I want to experience how my design voice might extend into logic and interaction without switching mental gears. Fluid. Seamless. Smile-inducing.

Here's why this matters.

The handoff has always been a tension point in traditional UX workflows, that invisible wall where imagination collides with feasibility. But Figma promises to erase that wall, to pull feasibility into the moment of creation, and to empower designers to think in systems without pausing and switching tools, waiting on tickets, or losing momentum.

It's like this: imagine writing a poem and watching it become a song when you stop typing. That's the kind of magic we're entering. Designers become orchestrators of experience, not just in visuals, but in behavior, accessibility, responsiveness, and even live deployment. You think it, you write it, and it becomes.

There will likely be a learning curve, of course.

The tool may not be perfect at launch. It might sometimes misinterpret prompts or produce code that needs refinement. Learning to write effective prompts will take practice, and complex interactions will still benefit from developer expertise. But even these limitations could become learning opportunities for designers to better understand the technical considerations of their work.

This doesn't mean we'll no longer need developers. We're far from it. It means our collaboration can start earlier, our ideas can come to life faster, and our shared language, prompt, code, and pattern can become more aligned than ever.

As a design leader transitioning into a role at Amazon where I'll be bridging UX and AI systems, I see how this could shift the landscape. It has the potential to remove bottlenecks, empower smaller teams, and enable rapid experimentation and faster iteration loops. Most importantly, it brings us closer to designing with intention and integrity because we can now immediately see our ideas' output and refine them holistically.

Figma Make + Claude 3.7 doesn't just promise to speed up design. It hints at deepening it, respecting both the craft and the chaos of creativity, and inviting us into a new kind of presence, where ideas don't gather dust in backlog tickets but breathe, move, and evolve in real time.

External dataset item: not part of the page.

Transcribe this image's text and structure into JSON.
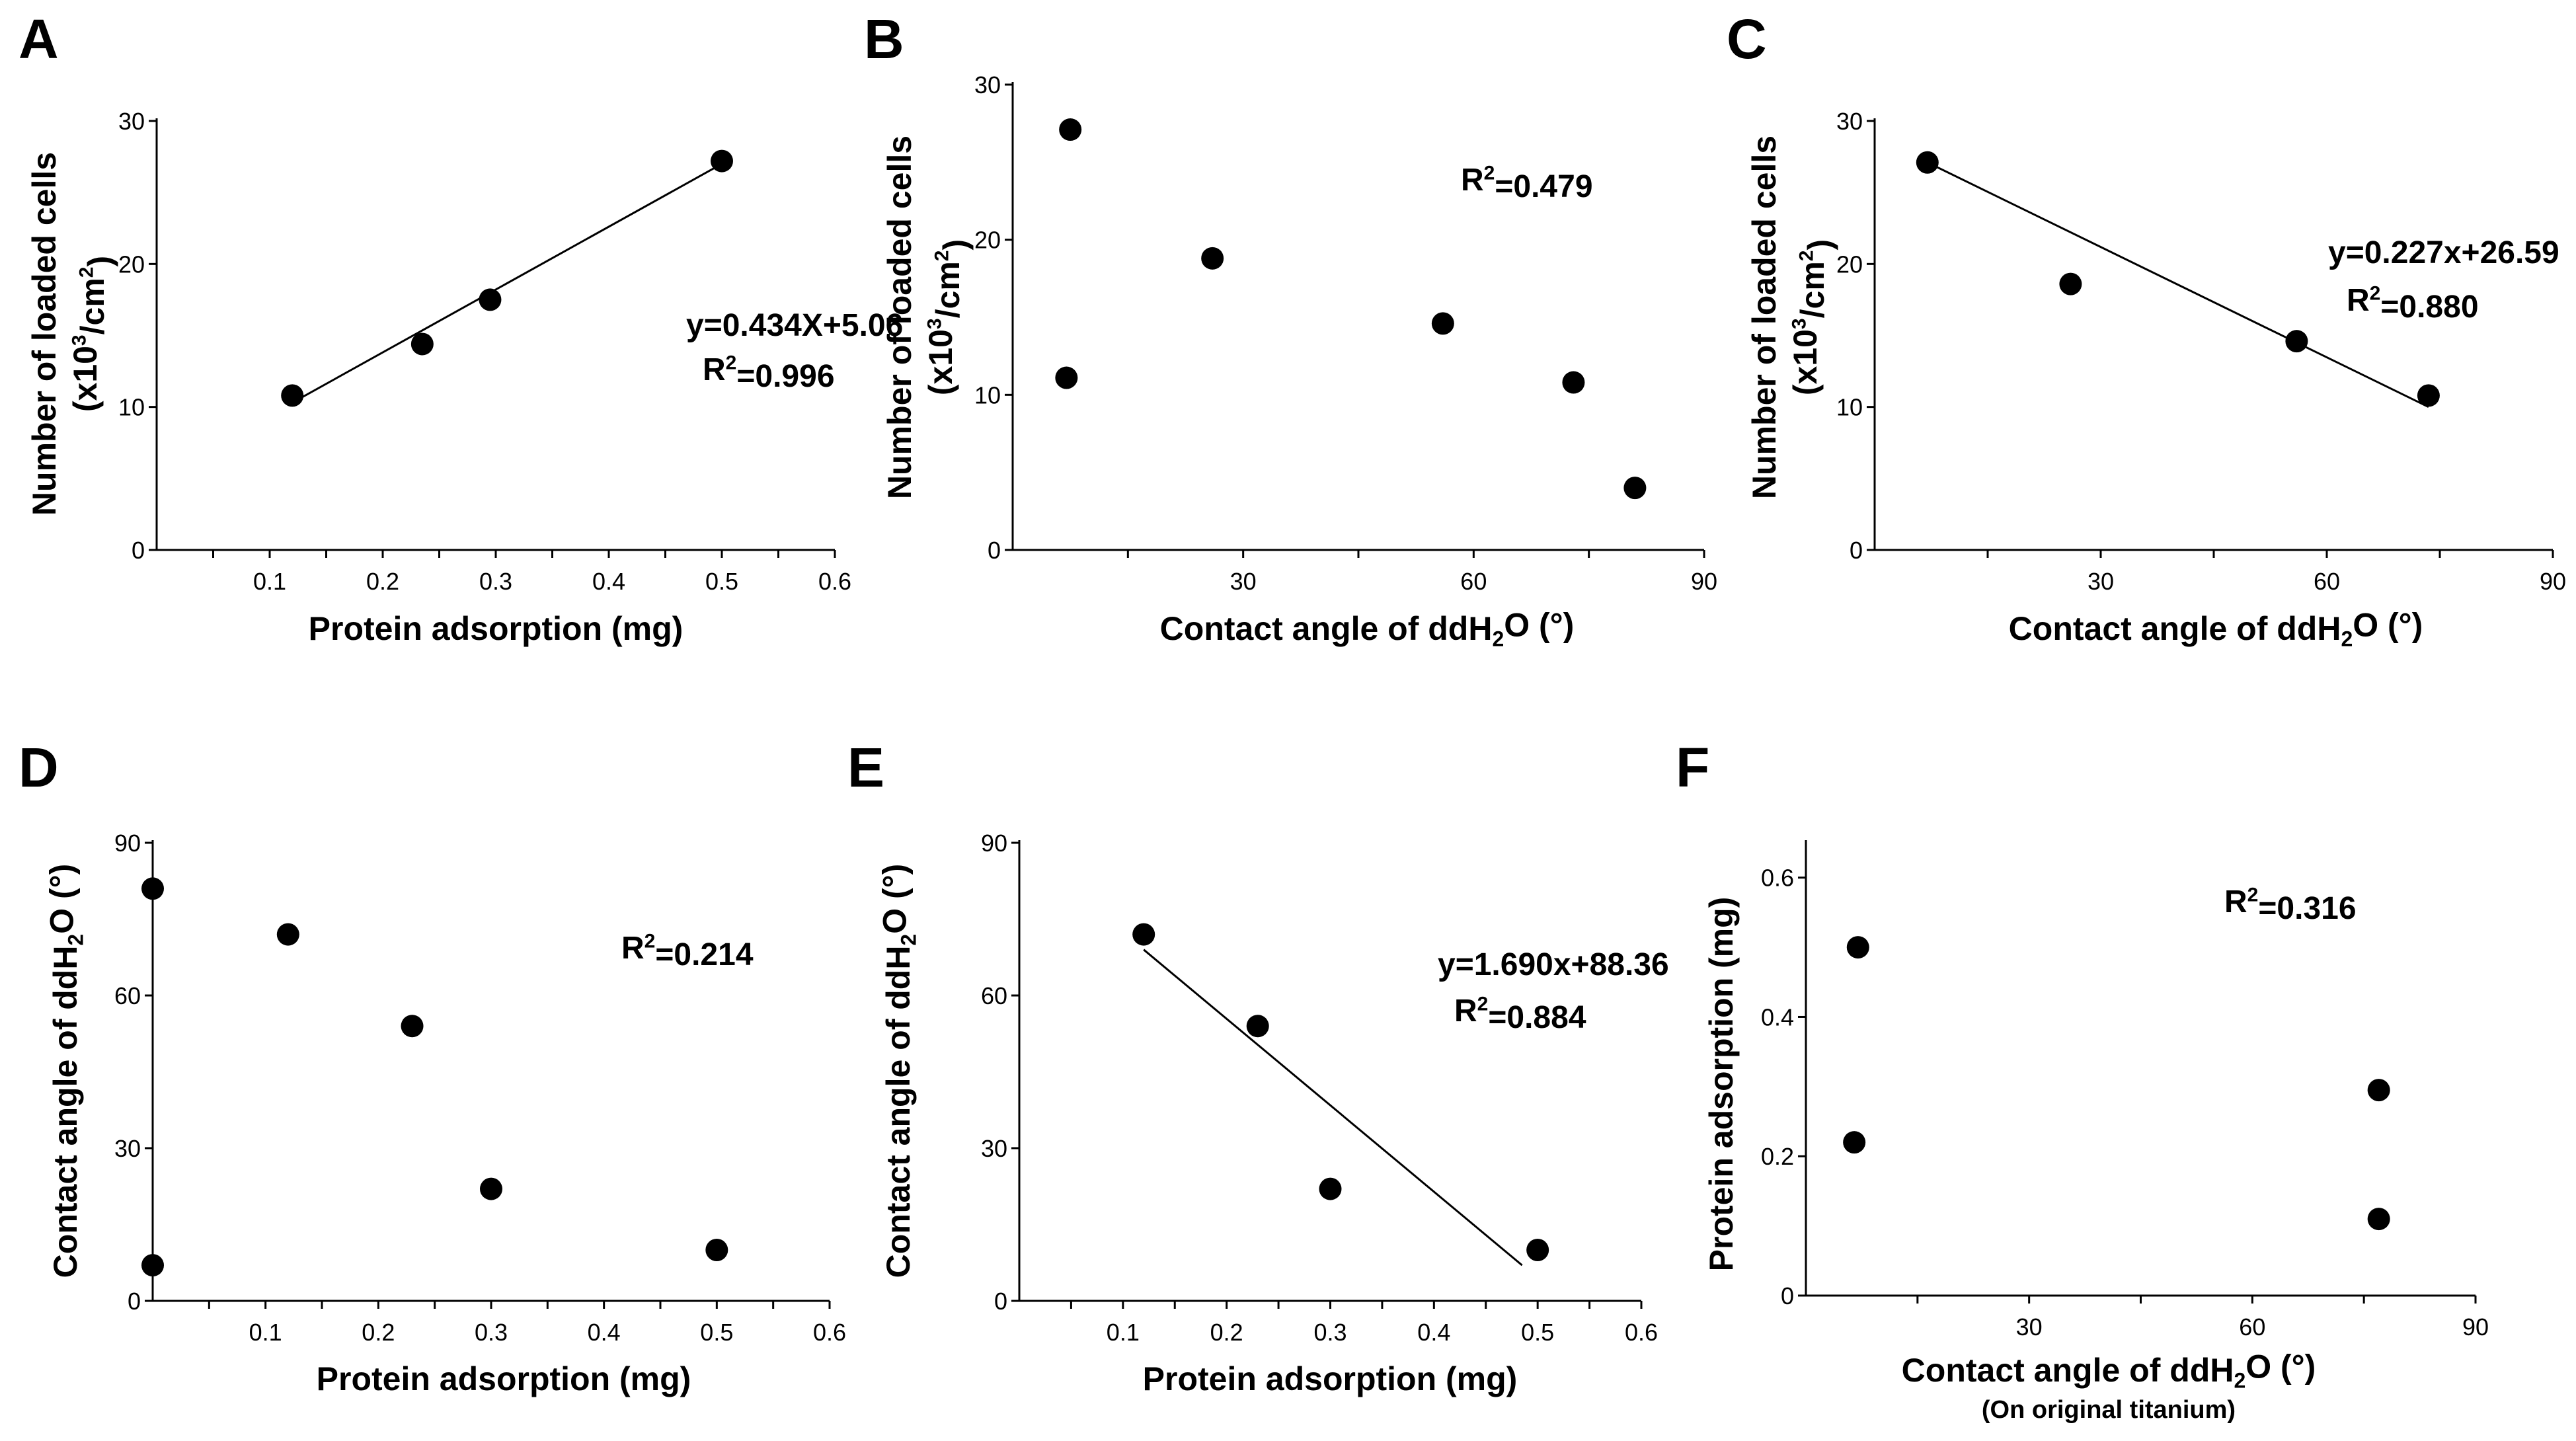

The future of UX isn't just AI-assisted. It's AI-augmented, AI-integrated, and deeply human-centered. We're not outsourcing creativity. We're expanding it.

And this… This is what designing at the speed of thought could look like.

What's your next step? I'll be watching closely for when Figma Make becomes available to try. I will test it with a simple component and experience this shift firsthand. The concepts I'm exploring in my upcoming book on UX and AI were theoretical just months ago, now they're becoming tools in our hands. Let's build this future together.